In a letter to eurozone leaders dated Aug. 3 but made public Thursday, Barroso said the main reason behind the two countries’ market woes was “the undisciplined communication and the complexity and incompleteness of the 21st July package.”
That, he wrote, has led to “a growing skepticism among investors about the systemic capacity of the euro area to respond to the evolving crisis.” The commission president urged “a rapid reassessment of all elements related to” the eurozone’s bailout fund, known as the European Financial Stability Facility, so it can effectively use its new powers. A spokeswoman for Barroso confirmed that those elements included the fund’s size.
But getting the eurozone to agree to new measures will not be easy. “It doesn’t seem clear how a reopening of the debate just two weeks after the summit is supposed to help calm markets,” said a German government official. “What is important now is to swiftly implement the summit agreements.
That’s what everyone has to concentrate on and not on reopening questions that were already answered on July 21.” The official was speaking on condition of anonymity because of the sensitivity of the crisis debate. On July 21, eurozone leaders decided to equip their bailout fund with new pre-emptive powers, such as the ability to buy up distressed government bonds to support their prices or extending short-term credit lines to countries before they are in full-blown crisis mode.
That was a recognition that rescue packages like the ones given to Greece, Ireland and Portugal, which keep those countries out of the market for several years, would be far too expensive for Italy and Spain. However, analysts have said the EFSF won’t be able to properly use these new powers at its current size.
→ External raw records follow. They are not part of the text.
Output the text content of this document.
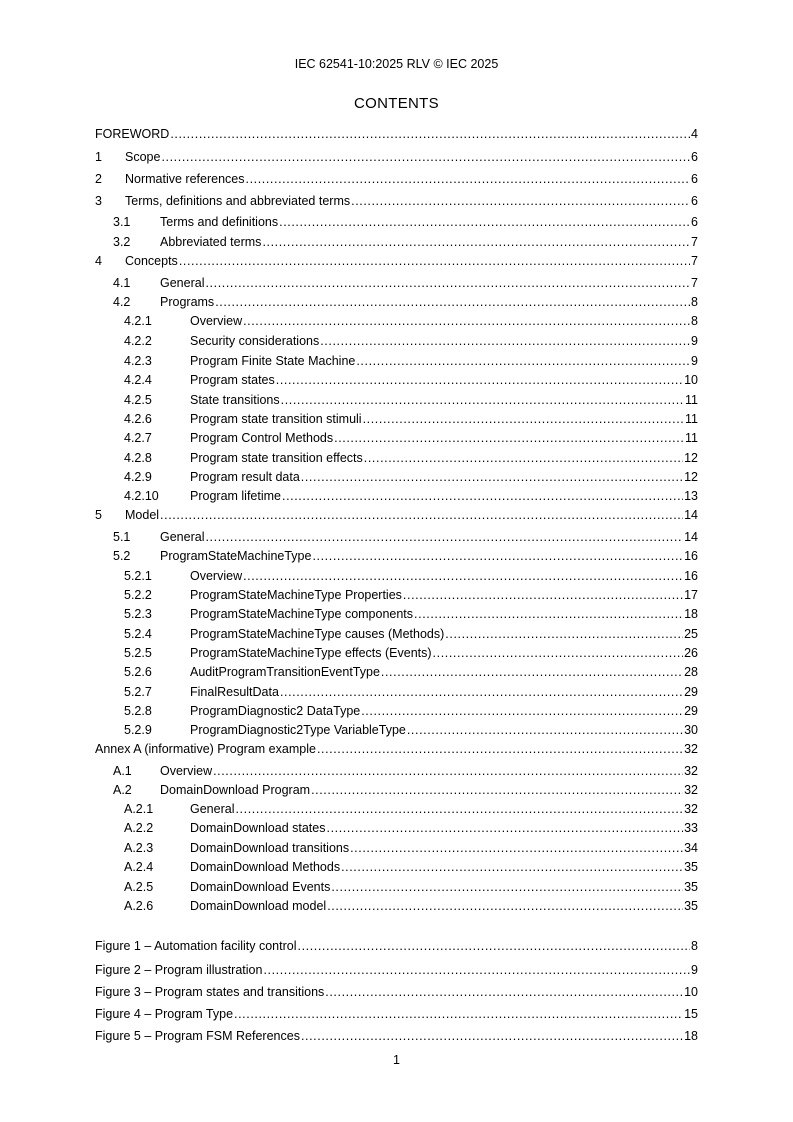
IEC 62541-10:2025 RLV © IEC 2025
CONTENTS
FOREWORD .....	4
1	Scope .....	6
2	Normative references .....	6
3	Terms, definitions and abbreviated terms .....	6
3.1	Terms and definitions .....	6
3.2	Abbreviated terms .....	7
4	Concepts .....	7
4.1	General .....	7
4.2	Programs .....	8
4.2.1	Overview .....	8
4.2.2	Security considerations .....	9
4.2.3	Program Finite State Machine .....	9
4.2.4	Program states .....	10
4.2.5	State transitions .....	11
4.2.6	Program state transition stimuli .....	11
4.2.7	Program Control Methods .....	11
4.2.8	Program state transition effects .....	12
4.2.9	Program result data .....	12
4.2.10	Program lifetime .....	13
5	Model .....	14
5.1	General .....	14
5.2	ProgramStateMachineType .....	16
5.2.1	Overview .....	16
5.2.2	ProgramStateMachineType Properties .....	17
5.2.3	ProgramStateMachineType components .....	18
5.2.4	ProgramStateMachineType causes (Methods) .....	25
5.2.5	ProgramStateMachineType effects (Events) .....	26
5.2.6	AuditProgramTransitionEventType .....	28
5.2.7	FinalResultData .....	29
5.2.8	ProgramDiagnostic2 DataType .....	29
5.2.9	ProgramDiagnostic2Type VariableType .....	30
Annex A (informative) Program example .....	32
A.1	Overview .....	32
A.2	DomainDownload Program .....	32
A.2.1	General .....	32
A.2.2	DomainDownload states .....	33
A.2.3	DomainDownload transitions .....	34
A.2.4	DomainDownload Methods .....	35
A.2.5	DomainDownload Events .....	35
A.2.6	DomainDownload model .....	35
Figure 1 – Automation facility control .....	8
Figure 2 – Program illustration .....	9
Figure 3 – Program states and transitions .....	10
Figure 4 – Program Type .....	15
Figure 5 – Program FSM References .....	18
1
Of the €440 billion ($629 billion) in the fund, €43.7 billion has been committed to the bailouts if Ireland and Portugal and the costs of helping Greece will take its reserves down to less than €300 billion _ not enough to pre-empt crises in Italy and Spain, analysts warn. A large-scale intervention in secondary bond markets could easily suck up much of that, considering that the European Central Bank spent almost €80 billion on cushioning drops in Irish, Portuguese and Greek bonds before those much smaller countries had to be bailed out.
Barroso also urged leaders to speed up the implementation of the previously agreed changes to the fund, which have to be ratified by national governments and in many cases parliaments, which are currently on summer breaks.
At the moment, experts from eurozone countries as well as the ECB and the Commission are still poring over the decisions taken by the leaders, and Barroso’s letter indicated that some states may already be pulling back from their commitments.
« These changes should also avoid introducing excessive constraints in terms of either additional conditionality or collateralisation of EFSF lending,” Barroso wrote. His spokeswoman declined to say which countries were making demands or give details on the requested conditionalities.
The July 21 deal was vague on the conditions under which the EFSF would be allowed to intervene in the bond markets, saying only it would come with ECB analysis and the approval of all eurozone countries. The delay in implementing the changes to the fund has left the eurozone without any preventive tools, just as the 21-month debt crisis has boiled up again.
The most recent anxiety over Italy and Spain comes after banks and other private investors on Greek bonds were asked to take some losses as part of the country’s second bailout _ a move that the eurozone had ruled out for most of the crisis and which analysts warn may well be in the cards for other weak European states.
It also coincides with a broader fear that the U.S. economy, in particular, may be weakening, dealing a further blow to Europe’s recovery.